Konuyu yıllarını bu sektöre veren Torunlar GYO Yönetim Kurulu Başkanı ve GYODER eski Başkanı Aziz Torun’a sordum. Torun’a göre “Büyük firmalar ancak içinde yenilik olan proje tipleriyle bu bölgelere gitmeli. Yani içinde sosyal donatı alanları ve kapalı otoparkı olan projelerle bölgeye gidilerek standartlar yükseltilmeli. Böylesi bir tutum cazibe oluşturabilir.” Torun, bunun gerçekleşmesi için de sektörün iki sorununun acil olarak çözülmesi gerektiğini söylüyor.

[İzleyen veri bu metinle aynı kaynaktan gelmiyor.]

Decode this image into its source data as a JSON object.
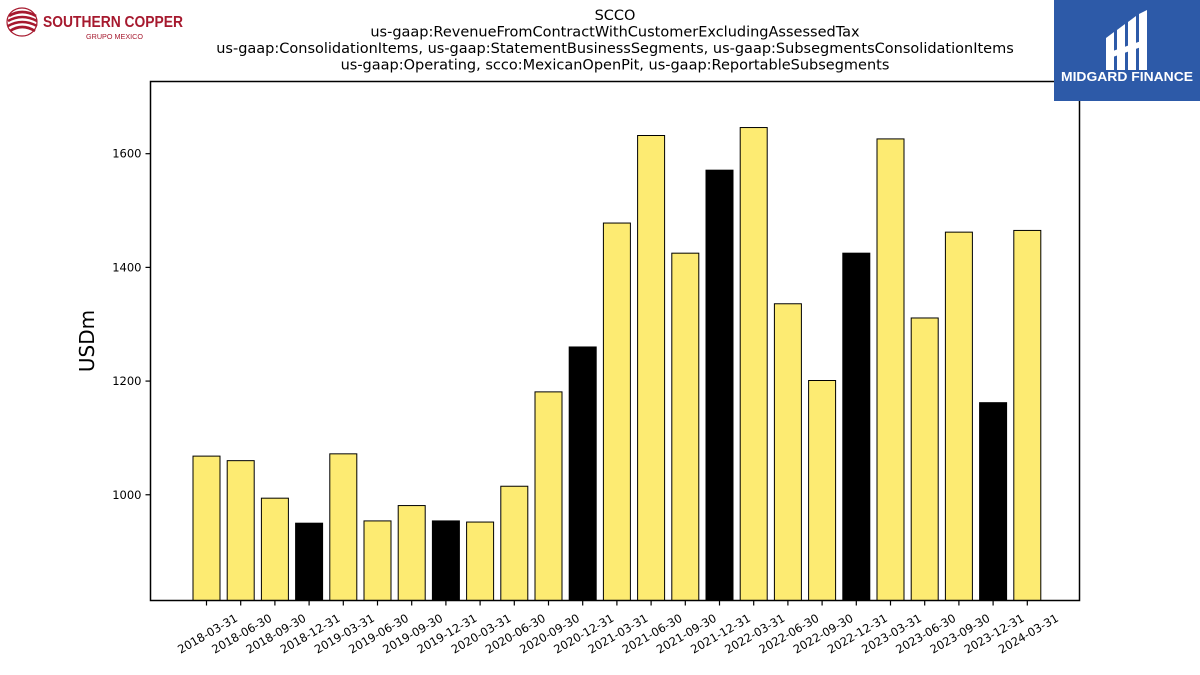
{
  "logos": {
    "left": {
      "name": "SOUTHERN COPPER",
      "sub": "GRUPO MEXICO",
      "color": "#a6192e"
    },
    "right": {
      "name": "MIDGARD FINANCE",
      "bg": "#2d5aa8",
      "fg": "#ffffff"
    }
  },
  "chart_data": {
    "type": "bar",
    "title": "SCCO",
    "subtitle": [
      "us-gaap:RevenueFromContractWithCustomerExcludingAssessedTax",
      "us-gaap:ConsolidationItems, us-gaap:StatementBusinessSegments, us-gaap:SubsegmentsConsolidationItems",
      "us-gaap:Operating, scco:MexicanOpenPit, us-gaap:ReportableSubsegments"
    ],
    "xlabel": "",
    "ylabel": "USDm",
    "ylim": [
      814,
      1727
    ],
    "yticks": [
      1000,
      1200,
      1400,
      1600
    ],
    "grid": false,
    "categories": [
      "2018-03-31",
      "2018-06-30",
      "2018-09-30",
      "2018-12-31",
      "2019-03-31",
      "2019-06-30",
      "2019-09-30",
      "2019-12-31",
      "2020-03-31",
      "2020-06-30",
      "2020-09-30",
      "2020-12-31",
      "2021-03-31",
      "2021-06-30",
      "2021-09-30",
      "2021-12-31",
      "2022-03-31",
      "2022-06-30",
      "2022-09-30",
      "2022-12-31",
      "2023-03-31",
      "2023-06-30",
      "2023-09-30",
      "2023-12-31",
      "2024-03-31"
    ],
    "values": [
      1068,
      1060,
      994,
      950,
      1072,
      954,
      981,
      954,
      952,
      1015,
      1181,
      1260,
      1478,
      1632,
      1425,
      1571,
      1646,
      1336,
      1201,
      1425,
      1626,
      1311,
      1462,
      1162,
      1465
    ],
    "colors": {
      "quarter": "#fdeb72",
      "year_end": "#000000",
      "edge": "#000000"
    }
  }
}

Bunlardan biri enflasyonla birlikte artan maliyetler, diğer ikinci önemli konu ise konut kredisi imkanlarının giderek zorlaşması. Torun, yeni hükümetin ve yeni istikrar döneminin başlamasıyla faiz oranlarının düşmesini ve bankaların konut sektörüne kredi olanaklarını açmasını bekliyor. “Bu handikap aşıldığı taktirde sektörün rotasına bu kentleri eklemesi mümkün olacak” diyor.

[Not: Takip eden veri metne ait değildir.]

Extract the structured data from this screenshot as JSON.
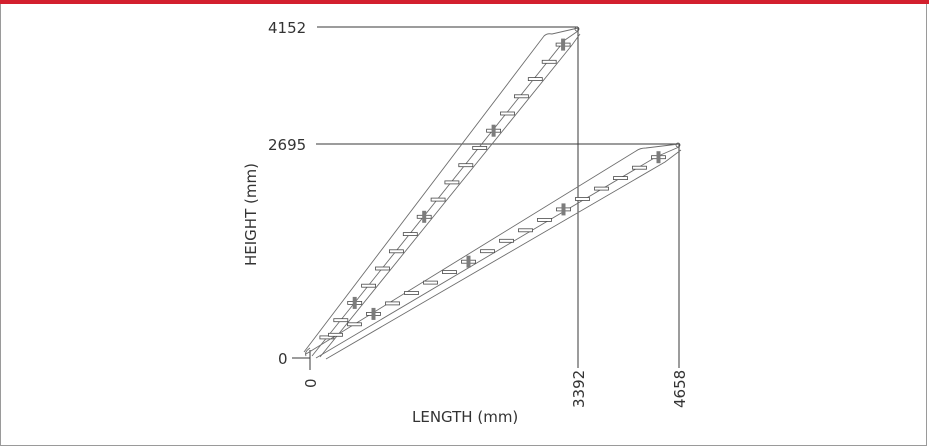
{
  "colors": {
    "accent_bar": "#d3202e",
    "frame": "#9a9a9a",
    "text": "#333333"
  },
  "diagram": {
    "y_axis_label": "HEIGHT (mm)",
    "x_axis_label": "LENGTH (mm)",
    "height_labels": [
      "4152",
      "2695",
      "0"
    ],
    "length_labels": [
      "0",
      "3392",
      "4658"
    ]
  }
}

GYODER Başkanı Feyzullah Yetgin de İstanbul’daki arz-talep dengesi sağlanana kadar firmaların Anadolu’yu değerlendirmesi gerektiğine değiniyor. Anadolu’nun 81 ilinde ihtiyaç olduğunu belirten Yetgin, ancak burada yine bir akımla hareket etmek yerine, araştırma ve ihtiyaç doğrultusunda hareket etmenin önemine değiniyor. Böylesi bir hareketle Ege, Akdeniz ve Karadeniz’de yabancılar için projeler yapılabileceğini de kaydediyor.

Firmalar hangi modele kaymalı?

Gayrimenkul sektörü son 5 yıldır aralıksız büyüyorken bu yıl ise veriler dalgalı gidiyor. Acaba sektör belirli aralıklarla seyredecek küçülme dönemine mi girdi? Bu sorunun cevabını yıl sonunda alacağız. Ancak mevcut tablo; firmaların artık satış modellerini de değiştirmesi gerektiğine işaret ediyor. Türkiye’ye özgü geliştirilen Sat-Yap modeli 2005 ve 2015 yılları arasında 10 yıl boyunca çok iyi işledi. Ancak artık koşullar değişiyor. Satışın hep önde gittiği dönemi geride bırakıyoruz. Dolayısıyla uzun yıllar daha bu model sürecek algısına kapılmadan, imalatın önde gittiği bir sürece hazırlanmak gerekiyor. Firmaların da bunu kabul edip, sürece göre finansal yapısını revize etmesi sektör için önemli konulardan biri olacak gibi görünüyor.